Obesity as a Chronic Disease: Preparing Primary Care for the GLP-1 Era

Though GLP-1 receptor agonists have existed for two decades, newer, more effective versions have transformed obesity care within just a few years—enabling 15 to 20 percent weight loss compared to the 5 percent with earlier generations. Yet with the swiftness of these therapies’ arrival, most physicians lack access to evidence-based training on how to prescribe them effectively and safely. Michael A. Weintraub, MD, an endocrinologist and obesity medicine specialist at NYU Langone Health, is working to change that through a new NEJM Group course, Advancing Obesity Care—and by reframing how obesity medicine is practiced.

Here, he discusses the structure and focus of the NEJM Group course, shares his early experience prescribing oral semaglutide, and highlights how novel agents in development are poised to further expand access and reshape the rapidly evolving obesity treatment landscape.

Physician Focus: As co-chair of the Endocrine Society’s in-development clinical practice guideline on Pharmacologic Management of Obesity, you were approached by NEJM Group to develop this first-of-its-kind obesity care course. What told you the time was right for this training?

Dr. Weintraub: The need was urgent and clear. We’ve had a gap between what obesity medicine specialists know and what primary care doctors—who treat most patients with obesity—are equipped to do. I was getting calls frequently from colleagues saying, “I have patients asking about these medications, and I don’t know how to appropriately guide them.”

Another layer makes this even more urgent: Obesity is still treated differently from other chronic diseases. There’s still enormous stigma and bias against patients. Obesity isn’t a moral failing—it’s a chronic, progressive, relapsing biological disease that requires chronic management, just like diabetes or hypertension. Many primary care doctors still operate from the mindset that patients just need to move more and eat less. That’s not how we treat other chronic conditions, and it needs to evolve.

Physician Focus: What does the course cover?

Dr. Weintraub: We’ve designed it for busy clinicians with three, 20-minute microlearning modules. The first addresses diagnosis and equity—how do we recognize our own weight bias, and improve access to obesity care in underserved communities?

The second is about evaluation and shared decision-making. We teach clinicians how to assess three categories of obesity complications: metabolic, physical, and mental.
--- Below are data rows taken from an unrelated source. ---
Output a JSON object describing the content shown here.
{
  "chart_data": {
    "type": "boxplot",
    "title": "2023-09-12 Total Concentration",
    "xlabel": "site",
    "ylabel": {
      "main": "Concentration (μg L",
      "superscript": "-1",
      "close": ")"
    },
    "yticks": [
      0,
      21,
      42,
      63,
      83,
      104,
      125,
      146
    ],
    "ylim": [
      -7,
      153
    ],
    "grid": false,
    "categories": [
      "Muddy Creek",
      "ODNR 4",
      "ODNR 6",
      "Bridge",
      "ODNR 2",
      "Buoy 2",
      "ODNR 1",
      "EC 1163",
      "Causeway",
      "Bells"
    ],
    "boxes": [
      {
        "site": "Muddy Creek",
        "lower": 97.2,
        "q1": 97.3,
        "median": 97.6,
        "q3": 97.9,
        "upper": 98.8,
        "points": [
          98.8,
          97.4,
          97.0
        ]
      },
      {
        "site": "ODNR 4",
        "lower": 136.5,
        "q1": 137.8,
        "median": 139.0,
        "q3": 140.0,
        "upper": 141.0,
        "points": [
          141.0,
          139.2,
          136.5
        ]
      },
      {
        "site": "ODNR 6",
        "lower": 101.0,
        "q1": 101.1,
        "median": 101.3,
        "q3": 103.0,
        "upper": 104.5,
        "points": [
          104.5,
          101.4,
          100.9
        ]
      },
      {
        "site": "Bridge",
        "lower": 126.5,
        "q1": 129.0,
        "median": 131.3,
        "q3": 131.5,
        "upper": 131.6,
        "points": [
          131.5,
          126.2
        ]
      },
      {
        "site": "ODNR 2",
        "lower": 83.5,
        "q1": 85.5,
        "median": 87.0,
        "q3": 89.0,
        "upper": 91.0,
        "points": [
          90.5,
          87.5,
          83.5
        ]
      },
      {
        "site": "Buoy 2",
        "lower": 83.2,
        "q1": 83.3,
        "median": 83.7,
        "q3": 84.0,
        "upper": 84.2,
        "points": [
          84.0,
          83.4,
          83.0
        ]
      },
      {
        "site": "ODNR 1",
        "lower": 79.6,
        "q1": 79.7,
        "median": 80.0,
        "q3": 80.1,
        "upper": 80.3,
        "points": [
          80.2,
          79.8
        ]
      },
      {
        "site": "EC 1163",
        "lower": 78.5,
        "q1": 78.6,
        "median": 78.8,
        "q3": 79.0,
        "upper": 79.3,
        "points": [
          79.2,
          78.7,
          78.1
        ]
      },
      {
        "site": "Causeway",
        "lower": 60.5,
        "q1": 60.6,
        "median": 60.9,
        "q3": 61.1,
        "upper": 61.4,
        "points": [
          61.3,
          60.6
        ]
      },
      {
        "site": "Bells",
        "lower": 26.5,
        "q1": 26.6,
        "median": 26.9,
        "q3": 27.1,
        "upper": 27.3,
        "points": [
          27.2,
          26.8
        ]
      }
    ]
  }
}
The third module covers the data on how these medications improve comorbidities—heart disease, liver disease, heart failure, sleep apnea, even osteoarthritis.

Physician Focus: Let’s talk about the landscape of GLP-1 options currently available to patients. In addition to injectable semaglutide and tirzepatide, the FDA recently approved an oral version of semaglutide. How do these options compare?

Dr. Weintraub: These new medications are game-changers, but they’re not one-size-fits-all. We need options for different patients and different situations. Oral semaglutide is comparable to injectable versions in terms of weight loss and side effects; effectiveness depends on blood concentration of the drug.

The challenge with creating oral peptides is they’re broken down in the gastrointestinal tract. A new technology utilizes a permeation enhancer that allows full absorption. But there are practical downsides: it must be taken on an empty stomach with only a few ounces of water, and no other medications for 30 minutes afterward. That’s complicated for patients on levothyroxine or calcium, as those medications also require strict spacing.

If someone can tolerate a once-weekly injection, I often recommend that instead. But oral semaglutide does have value for injection-hesitant patients. It expands our toolbox for personalized treatment.

Physician Focus: What novel treatment options on the horizon are you most excited about?

Dr. Weintraub: Orforglipron is a small molecule—not a peptide—currently in phase 3 trials, likely to be approved by the end of 2026. Because it is a non-peptide molecule, it doesn’t require empty-stomach dosing. Importantly, small molecules are cheaper to manufacture and transport than injectable peptides, so this could significantly expand access—our biggest barrier right now.

There’s also retatrutide, a triple agonist with even greater weight loss potential—surpassing 28 percent on average. And for patients who can’t tolerate GLP-1 side effects, emerging amylin analogs like eloralintide could offer an alternative mechanism with fewer side effects.

Physician Focus: What has surprised you most about prescribing these medications?

Dr. Weintraub: The access challenge. I have patients whose health would benefit enormously from these drugs, but they cannot afford them at an average out-of-pocket cost of $450 per month.

The other surprise is the heterogeneity in therapeutic response. Some are “super responders” who lose tremendous weight on low doses. Others either can’t tolerate the gastrointestinal side effects or don’t lose weight, regardless of dose.

Studies show we can only explain up to 10 percent of this variability in treatment response. We know men lose less weight than women, and paradoxically, people with diabetes also lose less weight. We have enormous gaps in our understanding of why people respond so differently to the same medication—which is why having multiple treatment options with different mechanisms matters.